Thursday, September 11, 2008

It's 4am and I Must be Nauseous

Yes, ladies and gentlemen, I awoke at what is becoming my usual time of 4 am feeling rather like I would enjoy puking my guts up. I went to the bathroom and then pulled out the sparkling water and crackers. After a bit I started feeling better and even had some soy yogurt. I showered and got ready for work and about that time I felt like I needed to go back to sleep...

I laid down until Smug-Hub was ready to leave, and the drive to work was nice. I felt like I was in a very good mood and feeling fine. Once I got to work, I thought that I should have my cereal before I got too hungry, but I only got about half of it down, before I started feeling like hurling would again be a good idea. I am currently sipping on some Ginger Ale and hoping that I will feel up to making the morning meeting. I am not even thinking about the fact that I have the make it through several more hours, and then head straight to class for 3 hours tonight!!

Our hand has been forced. We have to tell people at work today. Mom told Ben (Ben has been a friend of our family for about 20+ years), Ben is friends with M. (M. is a friend of mine who up until recently worked with me) I called M. to tell him before Ben told him and to ask him not to tell anyone here at the office as we did not want to start telling anyone yet. M. then tells T. (an evil bitch who hates me and who no longer works for my company). T. then called up C.(someone here at work, who has a tendency to spill others secrets). C. tells me yesterday that she knows.
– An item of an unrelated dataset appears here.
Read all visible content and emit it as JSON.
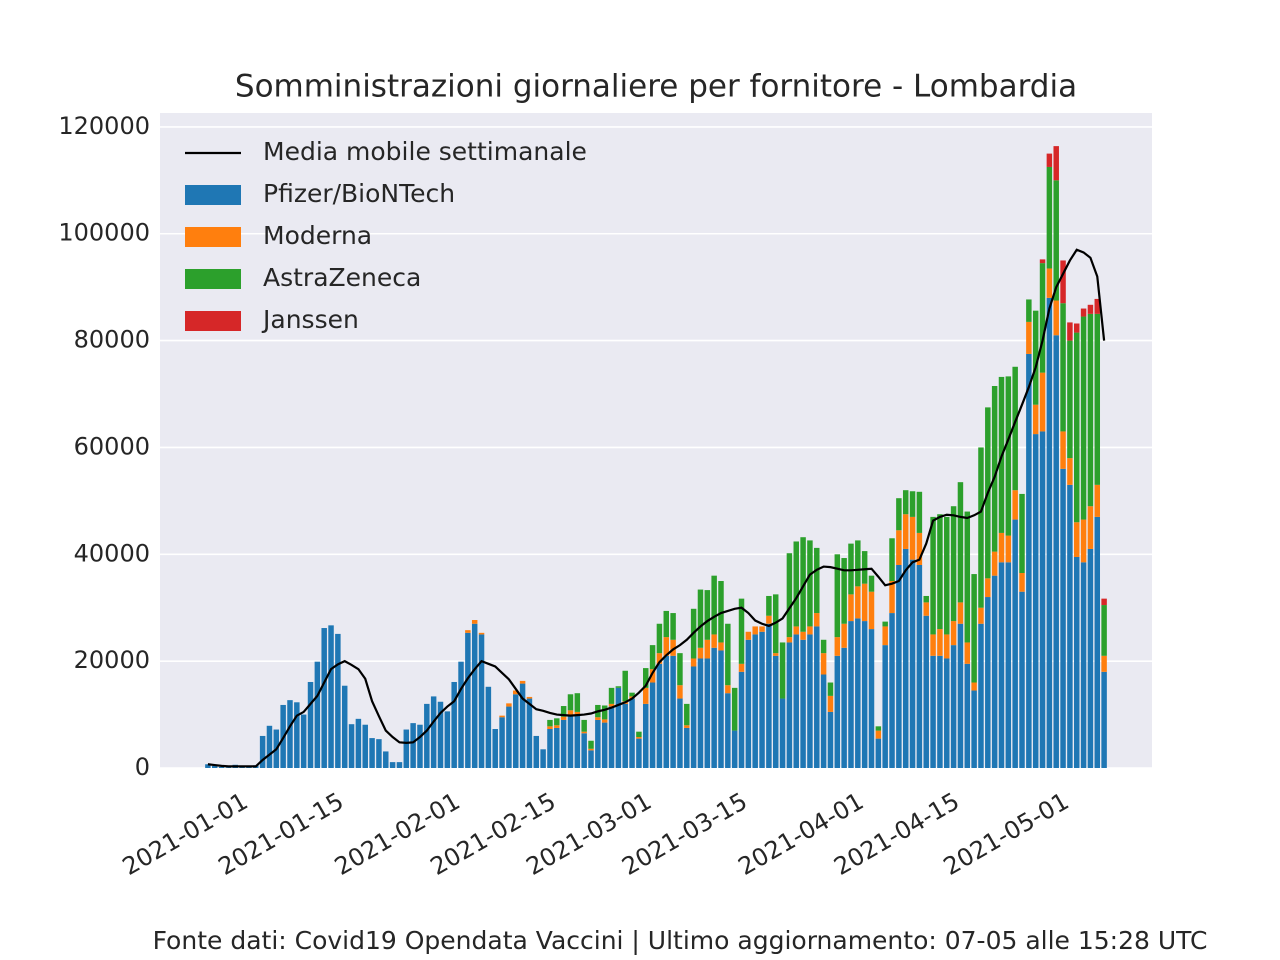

There are people here at the office that will be offended if they hear it from someone else, and since I feel like it is going to get out sooner rather than later (especially, if people keep seeing my pale face rushing to the restroom). So we are going to put together an e-mail and just get it out there and let the chips fall where they may.

I am not mad at M., I know that this is big news and it is hard to keep it to oneself, but I am hurt that he 1) could not even wait a whole day, and 2) he chose to tell the one person who would do everything in her power to ruin it for me. I know that his thinking was that she doesn't work here anymore, who would she tell, and she hates me, so why would she bother. This just isn't the case. She told C. because she knows that C. can't help but spill the beans.

OK, it is just about time for the morning meeting - do I take the Ginger Ale with me or leave it in my office and hope for the best?

1 comment:

  1. i already barf all the time now! i will be SOL when i get pregnant!

    ugh. hope you...er, grow out of it, if that makes any sense!